Can we use Discord to host effective, memorable large events?

I attended a virtual conference a few months ago called PAX:Online. PAX is one of the largest series of gaming conventions in the US, and as you can imagine, they haven’t held one in-person since March (they normally would have hosted four more in this calendar year).

However, their production team is at the top of the field in creativity. They proceeded to run an entirely online “convention” which attracted well over 20,000 people to interact in widely varied digital spaces.

One of the most amazing parts for me was their use of the social-media system Discord. Discord used to be primarily for voice chat while videogaming, but is now much more broadly used for all kinds of social interactions.

I could go on and on about all the innovations I saw, but I’ll just share my favorite for now.

The PAX Online “server” had different sub-channels, essentially chat rooms, where participants could interact-- and the production team designed bots so that when users typed specific commands (like “!look”), the bot would reply and describe an imaginary room to that user. The user could then go interact with different things in that imaginary room! And the more you explored, the more little emojis you unlocked for your username. Silly, but incredibly fun, and really helped users engage with the convention as a para-physical event.

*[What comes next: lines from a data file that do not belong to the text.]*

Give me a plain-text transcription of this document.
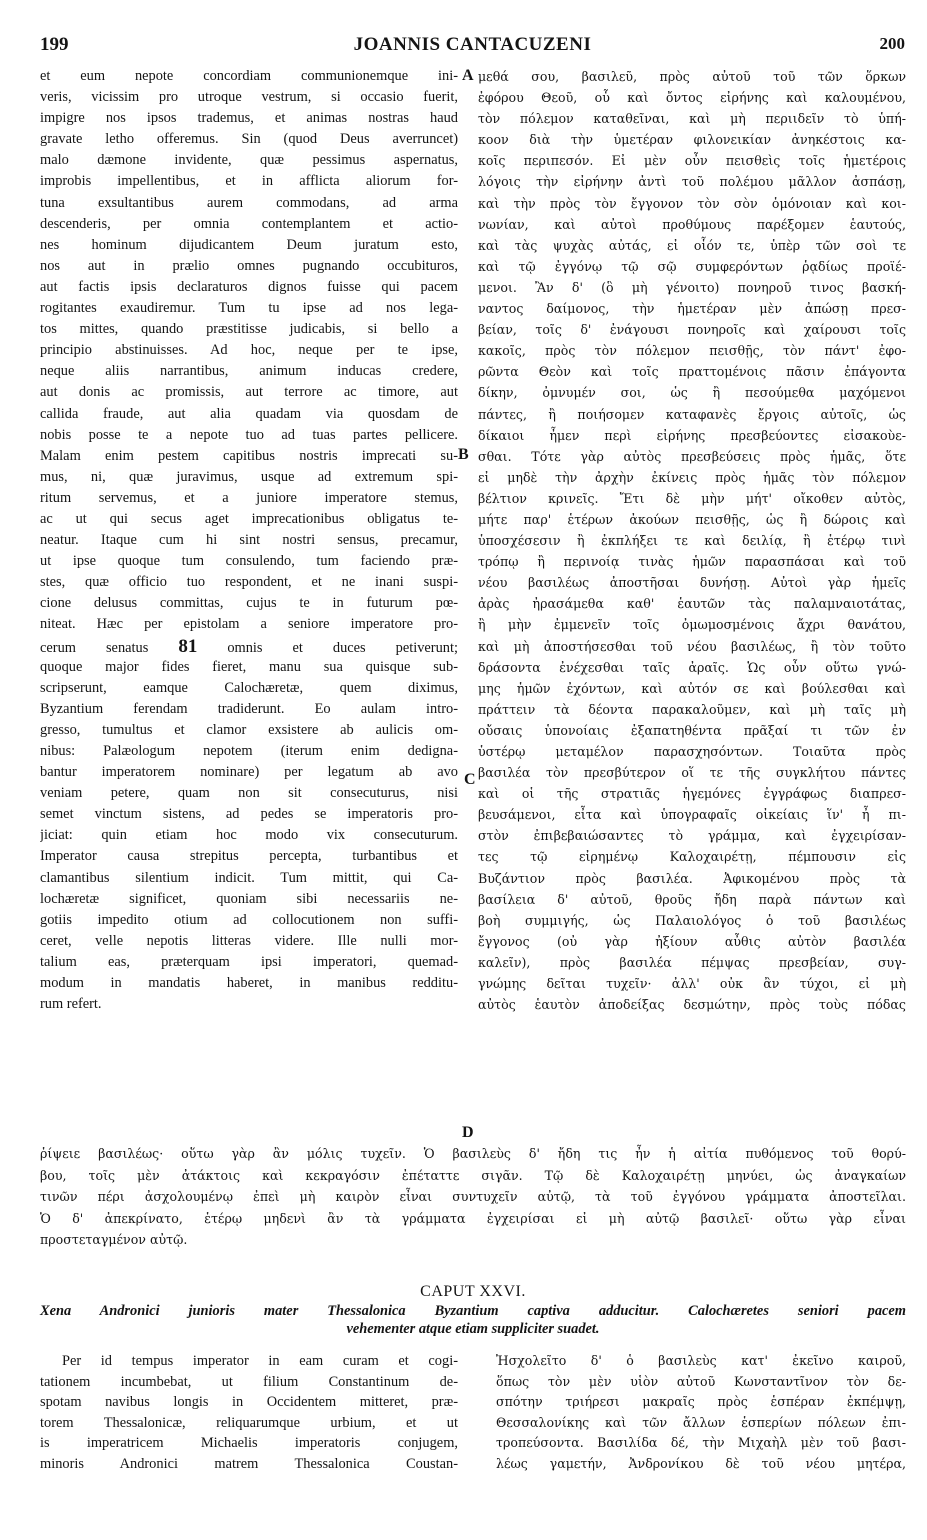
199	JOANNIS CANTACUZENI	200
et eum nepote concordiam communionemque ini-
veris, vicissim pro utroque vestrum, si occasio fuerit,
impigre nos ipsos trademus, et animas nostras haud
gravate letho offeremus. Sin (quod Deus averruncet)
malo dæmone invidente, quæ pessimus aspernatus,
improbis impellentibus, et in afflicta aliorum for-
tuna exsultantibus aurem commodans, ad arma
descenderis, per omnia contemplantem et actio-
nes hominum dijudicantem Deum juratum esto,
nos aut in prælio omnes pugnando occubituros,
aut factis ipsis declaraturos dignos fuisse qui pacem
rogitantes exaudiremur. Tum tu ipse ad nos lega-
tos mittes, quando præstitisse judicabis, si bello a
principio abstinuisses. Ad hoc, neque per te ipse,
neque aliis narrantibus, animum inducas credere,
aut donis ac promissis, aut terrore ac timore, aut
callida fraude, aut alia quadam via quosdam de
nobis posse te a nepote tuo ad tuas partes pellicere.
Malam enim pestem capitibus nostris imprecati su-
mus, ni, quæ juravimus, usque ad extremum spi-
ritum servemus, et a juniore imperatore stemus,
ac ut qui secus aget imprecationibus obligatus te-
neatur. Itaque cum hi sint nostri sensus, precamur,
ut ipse quoque tum consulendo, tum faciendo præ-
stes, quæ officio tuo respondent, et ne inani suspi-
cione delusus committas, cujus te in futurum pœ-
niteat. Hæc per epistolam a seniore imperatore pro-
cerum senatus 81 omnis et duces petiverunt;
quoque major fides fieret, manu sua quisque sub-
scripserunt, eamque Calochæretæ, quem diximus,
Byzantium ferendam tradiderunt. Eo aulam intro-
gresso, tumultus et clamor exsistere ab aulicis om-
nibus: Palæologum nepotem (iterum enim dedigna-
bantur imperatorem nominare) per legatum ab avo
veniam petere, quam non sit consecuturus, nisi
semet vinctum sistens, ad pedes se imperatoris pro-
jiciat: quin etiam hoc modo vix consecuturum.
Imperator causa strepitus percepta, turbantibus et
clamantibus silentium indicit. Tum mittit, qui Ca-
lochæretæ significet, quoniam sibi necessariis ne-
gotiis impedito otium ad collocutionem non suffi-
ceret, velle nepotis litteras videre. Ille nulli mor-
talium eas, præterquam ipsi imperatori, quemad-
modum in mandatis haberet, in manibus redditu-
rum refert.
μεθά σου, βασιλεῦ, πρὸς αὐτοῦ τοῦ τῶν ὅρκων
ἐφόρου Θεοῦ, οὗ καὶ ὄντος εἰρήνης καὶ καλουμένου,
τὸν πόλεμον καταθεῖναι, καὶ μὴ περιιδεῖν τὸ ὑπή-
κοον διὰ τὴν ὑμετέραν φιλονεικίαν ἀνηκέστοις κα-
κοῖς περιπεσόν. Εἰ μὲν οὖν πεισθεὶς τοῖς ἡμετέροις
λόγοις τὴν εἰρήνην ἀντὶ τοῦ πολέμου μᾶλλον ἀσπάσῃ,
καὶ τὴν πρὸς τὸν ἔγγονον τὸν σὸν ὁμόνοιαν καὶ κοι-
νωνίαν, καὶ αὐτοὶ προθύμους παρέξομεν ἑαυτούς,
καὶ τὰς ψυχὰς αὐτάς, εἰ οἷόν τε, ὑπὲρ τῶν σοὶ τε
καὶ τῷ ἐγγόνῳ τῷ σῷ συμφερόντων ῥᾳδίως προϊέ-
μενοι. Ἂν δ' (ὃ μὴ γένοιτο) πονηροῦ τινος βασκή-
ναντος δαίμονος, τὴν ἡμετέραν μὲν ἀπώσῃ πρεσ-
βείαν, τοῖς δ' ἐνάγουσι πονηροῖς καὶ χαίρουσι τοῖς
κακοῖς, πρὸς τὸν πόλεμον πεισθῇς, τὸν πάντ' ἐφο-
ρῶντα Θεὸν καὶ τοῖς πραττομένοις πᾶσιν ἐπάγοντα
δίκην, ὀμνυμέν σοι, ὡς ἢ πεσούμεθα μαχόμενοι
πάντες, ἢ ποιήσομεν καταφανὲς ἔργοις αὐτοῖς, ὡς
δίκαιοι ἦμεν περὶ εἰρήνης πρεσβεύοντες εἰσακοὺε-
σθαι. Τότε γὰρ αὐτὸς πρεσβεύσεις πρὸς ἡμᾶς, ὅτε
εἰ μηδὲ τὴν ἀρχὴν ἐκίνεις πρὸς ἡμᾶς τὸν πόλεμον
βέλτιον κρινεῖς. Ἔτι δὲ μὴν μήτ' οἴκοθεν αὐτὸς,
μήτε παρ' ἑτέρων ἀκούων πεισθῇς, ὡς ἢ δώροις καὶ
ὑποσχέσεσιν ἢ ἐκπλήξει τε καὶ δειλίᾳ, ἢ ἑτέρῳ τινὶ
τρόπῳ ἢ περινοίᾳ τινὰς ἡμῶν παρασπάσαι καὶ τοῦ
νέου βασιλέως ἀποστῆσαι δυνήσῃ. Αὐτοὶ γὰρ ἡμεῖς
ἀρὰς ἠρασάμεθα καθ' ἑαυτῶν τὰς παλαμναιοτάτας,
ἢ μὴν ἐμμενεῖν τοῖς ὀμωμοσμένοις ἄχρι θανάτου,
καὶ μὴ ἀποστήσεσθαι τοῦ νέου βασιλέως, ἢ τὸν τοῦτο
δράσοντα ἐνέχεσθαι ταῖς ἀραῖς. Ὡς οὖν οὕτω γνώ-
μης ἡμῶν ἐχόντων, καὶ αὐτόν σε καὶ βούλεσθαι καὶ
πράττειν τὰ δέοντα παρακαλοῦμεν, καὶ μὴ ταῖς μὴ
οὔσαις ὑπονοίαις ἐξαπατηθέντα πρᾶξαί τι τῶν ἐν
ὑστέρῳ μεταμέλον παρασχησόντων. Τοιαῦτα πρὸς
βασιλέα τὸν πρεσβύτερον οἵ τε τῆς συγκλήτου πάντες
καὶ οἱ τῆς στρατιᾶς ἡγεμόνες ἐγγράφως διαπρεσ-
βευσάμενοι, εἶτα καὶ ὑπογραφαῖς οἰκείαις ἵν' ἦ πι-
στὸν ἐπιβεβαιώσαντες τὸ γράμμα, καὶ ἐγχειρίσαν-
τες τῷ εἰρημένῳ Καλοχαιρέτῃ, πέμπουσιν εἰς
Βυζάντιον πρὸς βασιλέα. Ἀφικομένου πρὸς τὰ
βασίλεια δ' αὐτοῦ, θροῦς ἤδη παρὰ πάντων καὶ
βοὴ συμμιγής, ὡς Παλαιολόγος ὁ τοῦ βασιλέως
ἔγγονος (οὐ γὰρ ἠξίουν αὖθις αὐτὸν βασιλέα
καλεῖν), πρὸς βασιλέα πέμψας πρεσβείαν, συγ-
γνώμης δεῖται τυχεῖν· ἀλλ' οὐκ ἂν τύχοι, εἰ μὴ
αὐτὸς ἑαυτὸν ἀποδείξας δεσμώτην, πρὸς τοὺς πόδας
A
B
C
D
ῥίψειε βασιλέως· οὕτω γὰρ ἂν μόλις τυχεῖν. Ὁ βασιλεὺς δ' ἤδη τις ἦν ἡ αἰτία πυθόμενος τοῦ θορύ-
βου, τοῖς μὲν ἀτάκτοις καὶ κεκραγόσιν ἐπέταττε σιγᾶν. Τῷ δὲ Καλοχαιρέτῃ μηνύει, ὡς ἀναγκαίων
τινῶν πέρι ἀσχολουμένῳ ἐπεὶ μὴ καιρὸν εἶναι συντυχεῖν αὐτῷ, τὰ τοῦ ἐγγόνου γράμματα ἀποστεῖλαι.
Ὁ δ' ἀπεκρίνατο, ἑτέρῳ μηδενὶ ἂν τὰ γράμματα ἐγχειρίσαι εἰ μὴ αὐτῷ βασιλεῖ· οὕτω γὰρ εἶναι
προστεταγμένον αὐτῷ.
CAPUT XXVI.
Xena Andronici junioris mater Thessalonica Byzantium captiva adducitur. Calochæretes seniori pacem
vehementer atque etiam suppliciter suadet.
Per id tempus imperator in eam curam et cogi-
tationem incumbebat, ut filium Constantinum de-
spotam navibus longis in Occidentem mitteret, præ-
torem Thessalonicæ, reliquarumque urbium, et ut
is imperatricem Michaelis imperatoris conjugem,
minoris Andronici matrem Thessalonica Coustan-
Ἠσχολεῖτο δ' ὁ βασιλεὺς κατ' ἐκεῖνο καιροῦ,
ὅπως τὸν μὲν υἱὸν αὐτοῦ Κωνσταντῖνον τὸν δε-
σπότην τριήρεσι μακραῖς πρὸς ἑσπέραν ἐκπέμψῃ,
Θεσσαλονίκης καὶ τῶν ἄλλων ἑσπερίων πόλεων ἐπι-
τροπεύσοντα. Βασιλίδα δέ, τὴν Μιχαὴλ μὲν τοῦ βασι-
λέως γαμετήν, Ἀνδρονίκου δὲ τοῦ νέου μητέρα,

Could we map this over to churches? Para-church ministries? Events?

How/when would you introduce it?

(These are not rhetorical questions :wink: I’m curious-- what pitfalls do you see? How would we make this work?)

It sounds like a fun experimental interaction! I wonder if the technical bar to implement such a thing would be too high (e.g. programming bots for each channel) for a typical church setting.

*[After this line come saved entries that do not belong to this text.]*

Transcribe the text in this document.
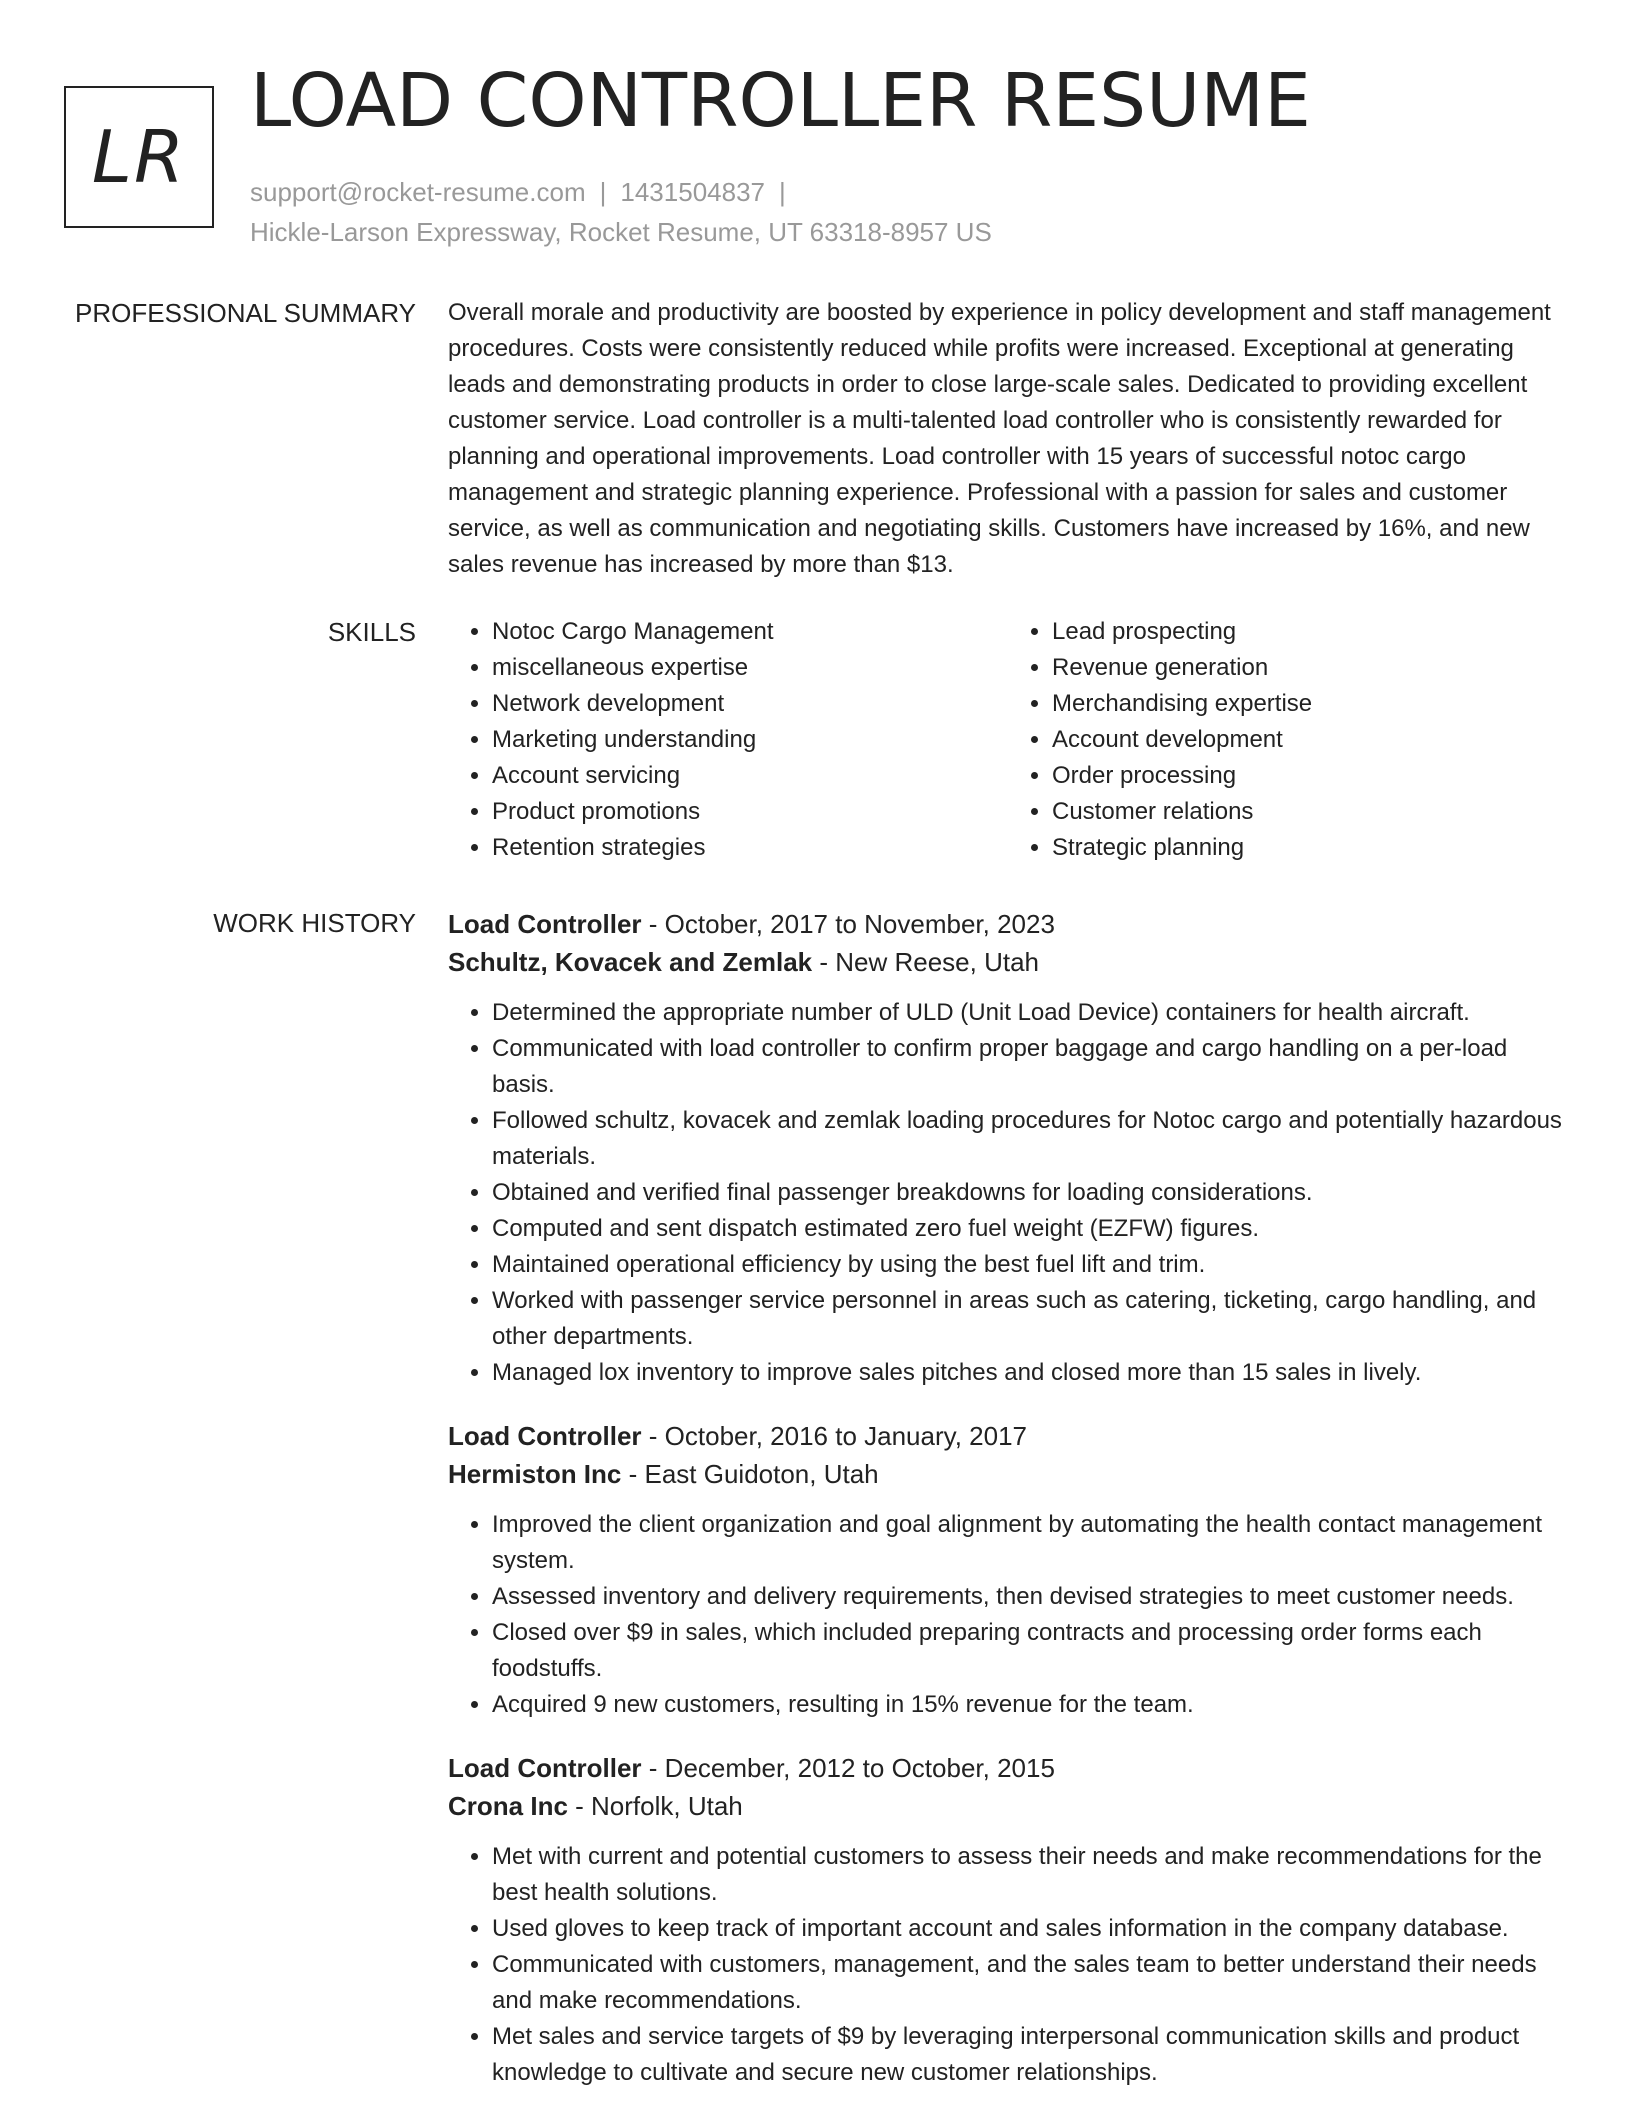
LR
LOAD CONTROLLER RESUME
support@rocket-resume.com | 1431504837 |
Hickle-Larson Expressway, Rocket Resume, UT 63318-8957 US
PROFESSIONAL SUMMARY Overall morale and productivity are boosted by experience in policy development and staff management procedures. Costs were consistently reduced while profits were increased. Exceptional at generating leads and demonstrating products in order to close large-scale sales. Dedicated to providing excellent customer service. Load controller is a multi-talented load controller who is consistently rewarded for planning and operational improvements. Load controller with 15 years of successful notoc cargo management and strategic planning experience. Professional with a passion for sales and customer service, as well as communication and negotiating skills. Customers have increased by 16%, and new sales revenue has increased by more than $13.

SKILLS
•	Notoc Cargo Management
• miscellaneous expertise
• Network development
• Marketing understanding
• Account servicing
• Product promotions
• Retention strategies
• Lead prospecting
• Revenue generation
• Merchandising expertise
• Account development
• Order processing
• Customer relations
• Strategic planning
WORK HISTORY Load Controller - October, 2017 to November, 2023
Schultz, Kovacek and Zemlak - New Reese, Utah
• Determined the appropriate number of ULD (Unit Load Device) containers for health aircraft.
• Communicated with load controller to confirm proper baggage and cargo handling on a per-load basis.
• Followed schultz, kovacek and zemlak loading procedures for Notoc cargo and potentially hazardous materials.
• Obtained and verified final passenger breakdowns for loading considerations.
• Computed and sent dispatch estimated zero fuel weight (EZFW) figures.
• Maintained operational efficiency by using the best fuel lift and trim.
• Worked with passenger service personnel in areas such as catering, ticketing, cargo handling, and other departments.
• Managed lox inventory to improve sales pitches and closed more than 15 sales in lively.
Load Controller - October, 2016 to January, 2017
Hermiston Inc - East Guidoton, Utah
• Improved the client organization and goal alignment by automating the health contact management system.
• Assessed inventory and delivery requirements, then devised strategies to meet customer needs.
• Closed over $9 in sales, which included preparing contracts and processing order forms each foodstuffs.
• Acquired 9 new customers, resulting in 15% revenue for the team.
Load Controller - December, 2012 to October, 2015
Crona Inc - Norfolk, Utah
• Met with current and potential customers to assess their needs and make recommendations for the best health solutions.
• Used gloves to keep track of important account and sales information in the company database.
• Communicated with customers, management, and the sales team to better understand their needs and make recommendations.
• Met sales and service targets of $9 by leveraging interpersonal communication skills and product knowledge to cultivate and secure new customer relationships.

I am curious about the chat rooms–were you assigned a room or did you select one? If you chose it, how was it described so that you would pick it over another? And did the chatrooms end up connecting strangers the way an in-person conference would?

You have a point about the technical bar, but maybe that’s something we should also be talking about. If we’re serious about transformation, we won’t be able to stick to “easy, accessible” technology for long-- we will need to either train/recruit teams who can handle that implementation, or partner with designers to make easily accessible tech for specific church needs.

Putting that aside, installing bots etc. on Discord isn’t too bad because it’s more or less built to be friendly to them-- though executing it on the level PAX did would in fact require a lot of work.

In terms of chats/channels, the Expo format lent itself very well to natural channel creations. Most text chat rooms had corresponding video room options, so people could play a game over video/voice and then supplement their engagement in text. I think the voice/video element is really what took the human connection to the next level. That being said, in smaller, long-term environments like that you get to know and recognize people by their usernames pretty quickly.

I recently saw a Facebook ad for this platform: https://www.altarlive.com/?utm_source=facebook&utm_medium=facebook_ad&utm_campaign=demo_launch_1&fbclid=IwAR2j1HGUGYldYgIhbGNhS97GAtxnub-CeaSakhkYs0Wd0SVygCHwSs02XM4 which is one company’s take on wrapping a church livestream with more personal voice/video choices and a little bit of spatial sense through seating charts. I feel like the digital “translation” of the physical experience is a bit odd though, like the idea of reserving seats or sitting together in a virtual space. Creating text channels and video rooms on the other hand seem to be a very natural thing in digital spaces.